Badal asks PM to relax paddy procurement norms
By IANSSunday, October 24, 2010
CHANDIGARH - Punjab Chief Minister Parkash Singh Badal Sunday warned the central government that the state farmers’ resentment might erupt into anger if the quality specifications of paddy were not relaxed during the ongoing procurement process.
“We need to come to the aid of the beleaguered farmer who sweats and toils for the nation. The farmer has stood by the country in its hour of food crisis. Now, it’s the turn of the country’s government to stand by the self-effacing farmer,” Badal said in a statement here.
Seeking the direct intervention of Prime Minister Manmohan Singh, Badal said the state’s farmers were agitated at the procurement agencies, and failure to take immediate remedial action could lead to a serious law and order problem.

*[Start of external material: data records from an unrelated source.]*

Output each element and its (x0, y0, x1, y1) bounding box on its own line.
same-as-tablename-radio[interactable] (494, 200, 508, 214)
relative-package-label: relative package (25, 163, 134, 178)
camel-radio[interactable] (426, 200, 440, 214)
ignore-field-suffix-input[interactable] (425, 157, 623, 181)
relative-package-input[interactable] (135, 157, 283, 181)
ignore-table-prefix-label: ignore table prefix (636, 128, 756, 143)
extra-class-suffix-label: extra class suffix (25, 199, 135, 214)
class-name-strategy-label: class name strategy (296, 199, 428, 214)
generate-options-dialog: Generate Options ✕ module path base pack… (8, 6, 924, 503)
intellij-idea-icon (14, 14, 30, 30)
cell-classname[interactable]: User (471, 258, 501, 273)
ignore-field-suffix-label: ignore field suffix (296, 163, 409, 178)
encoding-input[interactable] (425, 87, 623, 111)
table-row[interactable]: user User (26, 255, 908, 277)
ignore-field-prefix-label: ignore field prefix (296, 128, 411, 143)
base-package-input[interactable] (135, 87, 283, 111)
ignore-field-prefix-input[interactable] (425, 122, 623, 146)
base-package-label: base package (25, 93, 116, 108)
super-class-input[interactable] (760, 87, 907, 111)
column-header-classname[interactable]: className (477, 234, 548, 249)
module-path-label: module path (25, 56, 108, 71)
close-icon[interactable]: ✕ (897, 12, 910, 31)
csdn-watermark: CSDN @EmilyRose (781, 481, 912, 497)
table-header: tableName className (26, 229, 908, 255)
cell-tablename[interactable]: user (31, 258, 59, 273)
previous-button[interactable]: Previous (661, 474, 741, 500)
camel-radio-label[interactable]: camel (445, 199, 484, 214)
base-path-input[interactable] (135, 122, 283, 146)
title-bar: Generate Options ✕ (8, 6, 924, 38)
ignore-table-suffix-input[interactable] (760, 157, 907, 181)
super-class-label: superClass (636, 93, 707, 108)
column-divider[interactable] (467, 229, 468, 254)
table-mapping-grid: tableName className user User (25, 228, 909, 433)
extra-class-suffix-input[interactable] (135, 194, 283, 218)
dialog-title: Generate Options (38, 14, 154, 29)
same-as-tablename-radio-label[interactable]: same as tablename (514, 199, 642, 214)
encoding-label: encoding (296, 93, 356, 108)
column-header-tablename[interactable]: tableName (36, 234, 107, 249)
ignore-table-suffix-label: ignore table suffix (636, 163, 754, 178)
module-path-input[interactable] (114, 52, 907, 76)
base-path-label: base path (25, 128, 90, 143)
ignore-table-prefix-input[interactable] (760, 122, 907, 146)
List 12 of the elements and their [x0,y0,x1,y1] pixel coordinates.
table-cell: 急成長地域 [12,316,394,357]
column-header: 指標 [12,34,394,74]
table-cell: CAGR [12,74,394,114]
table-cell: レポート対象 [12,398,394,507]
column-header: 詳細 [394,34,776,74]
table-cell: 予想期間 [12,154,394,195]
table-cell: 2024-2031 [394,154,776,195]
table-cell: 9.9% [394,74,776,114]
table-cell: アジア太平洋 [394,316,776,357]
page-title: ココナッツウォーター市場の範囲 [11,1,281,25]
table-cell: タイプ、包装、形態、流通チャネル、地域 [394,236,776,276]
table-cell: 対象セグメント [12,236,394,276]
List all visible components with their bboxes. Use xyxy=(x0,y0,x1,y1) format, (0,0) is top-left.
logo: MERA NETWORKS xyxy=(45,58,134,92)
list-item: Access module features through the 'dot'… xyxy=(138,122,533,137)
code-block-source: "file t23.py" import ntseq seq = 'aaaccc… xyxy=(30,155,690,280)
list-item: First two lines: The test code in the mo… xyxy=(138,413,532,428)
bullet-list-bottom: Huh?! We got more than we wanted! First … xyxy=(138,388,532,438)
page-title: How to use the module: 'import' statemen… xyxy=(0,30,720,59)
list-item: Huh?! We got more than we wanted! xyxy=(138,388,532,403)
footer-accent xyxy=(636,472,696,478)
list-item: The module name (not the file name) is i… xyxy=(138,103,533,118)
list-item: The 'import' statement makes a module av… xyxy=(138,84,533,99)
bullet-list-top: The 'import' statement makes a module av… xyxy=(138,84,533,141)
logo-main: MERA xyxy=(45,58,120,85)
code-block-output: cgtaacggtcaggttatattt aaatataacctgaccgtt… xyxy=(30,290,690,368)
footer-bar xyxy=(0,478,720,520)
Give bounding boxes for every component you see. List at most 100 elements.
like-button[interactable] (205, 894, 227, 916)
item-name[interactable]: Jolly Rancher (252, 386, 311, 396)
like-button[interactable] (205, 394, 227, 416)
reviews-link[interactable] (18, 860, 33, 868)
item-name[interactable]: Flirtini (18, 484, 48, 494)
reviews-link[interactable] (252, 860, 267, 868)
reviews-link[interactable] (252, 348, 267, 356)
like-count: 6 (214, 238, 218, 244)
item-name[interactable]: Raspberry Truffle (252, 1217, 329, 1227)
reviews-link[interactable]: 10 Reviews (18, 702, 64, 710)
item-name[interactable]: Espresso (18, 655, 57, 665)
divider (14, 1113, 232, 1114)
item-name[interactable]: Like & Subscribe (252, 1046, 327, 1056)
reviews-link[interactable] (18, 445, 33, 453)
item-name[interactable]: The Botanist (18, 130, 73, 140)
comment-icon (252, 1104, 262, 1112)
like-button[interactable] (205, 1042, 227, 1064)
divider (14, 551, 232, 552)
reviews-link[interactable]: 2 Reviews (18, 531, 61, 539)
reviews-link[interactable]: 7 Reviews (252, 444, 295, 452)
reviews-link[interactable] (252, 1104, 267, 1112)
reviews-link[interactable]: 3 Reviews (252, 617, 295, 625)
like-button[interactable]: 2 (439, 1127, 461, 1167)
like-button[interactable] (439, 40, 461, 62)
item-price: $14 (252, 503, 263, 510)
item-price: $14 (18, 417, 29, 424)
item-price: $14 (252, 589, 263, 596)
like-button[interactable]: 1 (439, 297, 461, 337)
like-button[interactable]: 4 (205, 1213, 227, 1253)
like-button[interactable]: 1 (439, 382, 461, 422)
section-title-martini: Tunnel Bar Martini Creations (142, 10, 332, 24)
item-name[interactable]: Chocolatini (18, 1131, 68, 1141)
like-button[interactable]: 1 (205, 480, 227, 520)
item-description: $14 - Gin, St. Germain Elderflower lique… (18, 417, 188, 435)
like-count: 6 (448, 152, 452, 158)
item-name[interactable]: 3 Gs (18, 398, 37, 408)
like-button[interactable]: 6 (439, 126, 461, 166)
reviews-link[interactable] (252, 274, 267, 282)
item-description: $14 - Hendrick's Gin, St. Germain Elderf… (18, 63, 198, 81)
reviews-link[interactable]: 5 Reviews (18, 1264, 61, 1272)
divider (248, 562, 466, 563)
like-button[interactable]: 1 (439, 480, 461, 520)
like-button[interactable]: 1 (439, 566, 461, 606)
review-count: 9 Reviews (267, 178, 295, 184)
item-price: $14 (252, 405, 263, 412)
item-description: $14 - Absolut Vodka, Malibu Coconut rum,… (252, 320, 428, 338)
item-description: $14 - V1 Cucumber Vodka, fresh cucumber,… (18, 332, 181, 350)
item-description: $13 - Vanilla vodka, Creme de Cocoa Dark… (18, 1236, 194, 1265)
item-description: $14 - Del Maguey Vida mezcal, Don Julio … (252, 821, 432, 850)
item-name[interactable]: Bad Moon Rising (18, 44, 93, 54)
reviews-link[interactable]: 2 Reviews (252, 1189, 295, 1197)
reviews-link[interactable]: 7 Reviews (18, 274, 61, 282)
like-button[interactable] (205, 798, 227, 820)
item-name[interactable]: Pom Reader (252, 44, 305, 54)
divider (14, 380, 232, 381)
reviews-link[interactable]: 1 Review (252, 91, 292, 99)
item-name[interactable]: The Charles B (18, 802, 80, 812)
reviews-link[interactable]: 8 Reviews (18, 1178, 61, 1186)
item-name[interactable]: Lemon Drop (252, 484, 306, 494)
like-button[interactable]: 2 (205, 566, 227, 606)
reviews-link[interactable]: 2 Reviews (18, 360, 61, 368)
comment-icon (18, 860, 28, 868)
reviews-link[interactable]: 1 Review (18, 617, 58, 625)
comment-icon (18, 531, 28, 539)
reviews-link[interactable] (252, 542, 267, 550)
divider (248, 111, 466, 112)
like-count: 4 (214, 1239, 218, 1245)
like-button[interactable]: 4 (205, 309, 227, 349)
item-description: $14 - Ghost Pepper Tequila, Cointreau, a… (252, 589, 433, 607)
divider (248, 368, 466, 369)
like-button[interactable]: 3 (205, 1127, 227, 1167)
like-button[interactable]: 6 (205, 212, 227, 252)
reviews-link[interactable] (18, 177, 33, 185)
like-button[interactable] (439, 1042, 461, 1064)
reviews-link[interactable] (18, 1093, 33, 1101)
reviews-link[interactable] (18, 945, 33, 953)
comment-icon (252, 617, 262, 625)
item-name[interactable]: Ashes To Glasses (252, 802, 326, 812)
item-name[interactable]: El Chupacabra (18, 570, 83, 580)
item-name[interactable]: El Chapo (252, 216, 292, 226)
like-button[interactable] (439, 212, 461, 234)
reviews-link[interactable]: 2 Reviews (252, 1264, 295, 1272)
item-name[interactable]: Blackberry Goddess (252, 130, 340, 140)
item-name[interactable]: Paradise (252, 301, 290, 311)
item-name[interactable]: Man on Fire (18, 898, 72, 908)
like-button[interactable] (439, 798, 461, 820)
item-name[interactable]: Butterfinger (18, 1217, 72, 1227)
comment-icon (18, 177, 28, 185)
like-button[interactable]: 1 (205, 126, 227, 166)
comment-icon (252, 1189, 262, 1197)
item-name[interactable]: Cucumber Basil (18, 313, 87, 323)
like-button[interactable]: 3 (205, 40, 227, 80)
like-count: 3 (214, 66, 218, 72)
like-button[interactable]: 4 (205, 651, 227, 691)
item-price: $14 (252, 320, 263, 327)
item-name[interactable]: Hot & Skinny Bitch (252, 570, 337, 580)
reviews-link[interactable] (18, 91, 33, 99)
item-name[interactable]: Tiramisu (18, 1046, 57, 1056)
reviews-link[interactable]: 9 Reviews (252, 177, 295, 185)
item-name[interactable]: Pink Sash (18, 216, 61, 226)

The centre must keep in mind that the paddy has been affected by reasons beyond the control of farmers, Badal said.
Heavy rains in September, when paddy is normally dried for harvesting, led to higher moisture content and discoloration of the crop. He added that thundershowers across Punjab Oct 22 have further aggravated the situation as dried paddy lay at grain markets exposed to rain.
In letters to the Prime Minister and union Agriculture Minister Sharad Pawar, Badal said that the moisture specification should be increased from 17 to 20 per cent and discoloration requirement to 10 per cent. He added that the rice outturn ratio be decreased from 67 to 60 per cent.
With another bumper crop of paddy this season, Punjab has already procured over 6.5 million (65 lakh) tonnes since the procurement started Oct 1.
Five procurement agencies of the Punjab government and the centre’s Food Corporation of India (FCI) are engaged in the procurement process at 1,710 centres across Punjab.
Badal also said that up to five million tonnes of PUSA-44 variety of paddy, sown in over 700,000 hectares of the state, has started arriving in grain markets and norms should be relaxed immediately.
Badal earlier slammed the central government for “an inadequate hike” of Rs.20 per quintal in the minimum support price (MSP) of wheat, fixed at Rs.1,120 per quintal.
Describing it as “a stab in the back of the farmer community”, Badal Oct 21 demanded that the MSP for wheat should be at least Rs.1,400 per quintal.